E no tema da migração não é exceção. Para a produção do especial multimídia, a equipe da DeFacto teve que recorrer a dados oficiais de outros países e informações de meios cubanos independentes que operam fora da ilha.
“Não há nada de Cuba. Tudo o que buscamos não veio de fontes cubanas. Cuba não fornece essa estatística. Nem sabemos, por exemplo, quantas pessoas saíram legalmente, porque grande parte dessa migração sai legalmente, mas continua ilegalmente no resto das fronteiras”, explicou Domínguez. "O resto das fontes [que consultamos] estão no México, nos Estados Unidos, nas Bahamas, na Nicarágua e em outras regiões."
No entanto, o maior desafio para a equipe por trás do projeto "Migrar: Uma decisão de vida e morte" não tem sido o acesso à informação, mas o seu correto manuseio. Os criadores do especial multimídia sabem que estão trabalhando com um tema muito delicado que afeta milhares de cubanos. No entanto, o DeFacto aceitou o desafio para deixar um testemunho gráfico das consequências da migração e para dar rostos e traduzir em números o fenômeno.
“Sabemos que é um tema doloroso que também está vivo, em pleno desenvolvimento e que não acabou, por isso estamos contabilizando situações de dor para as famílias praticamente em tempo real”, disse Domínguez. “Gerenciar isso para nós é um grande desafio. Existe um nível de especialização ou de sensibilidade que diferencia os jornalistas que trabalham com esses temas daqueles que trabalham com outros tipos de materiais”.
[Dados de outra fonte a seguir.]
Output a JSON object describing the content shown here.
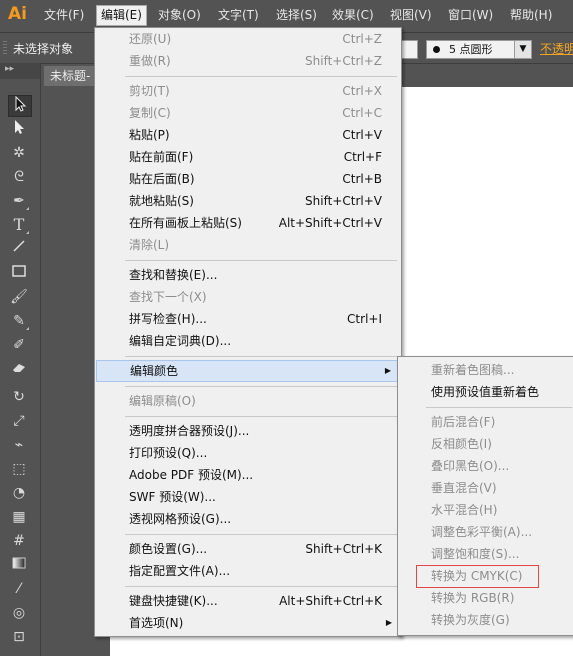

Um mês depois de sua publicação, o especial causou repercussão dentro e fora da ilha. O tema foi retomado por meios de comunicação como a emissora Telemundo, na Flórida, e as mídias independentes Incubadora (Cuba) e Descifrado (Venezuela).
Além das bases de dados e perfis dos migrantes, saíram do especial uma dezena de reportagens sobre o fenômeno migratório, além de vídeos para o canal do elTOQUE no YouTube e suas redes sociais.
“Para nós, o impacto na comunidade cubana também é relevante. [O especial] abriu as portas para um debate social em vários meios sobre o tema”, disse Domínguez. “Ele tem sido o gatilho para poder falar com força sobre números, dados, mas sobretudo sobre nomes de pessoas, para dar um rosto a um fenômeno que atinge muitas famílias”.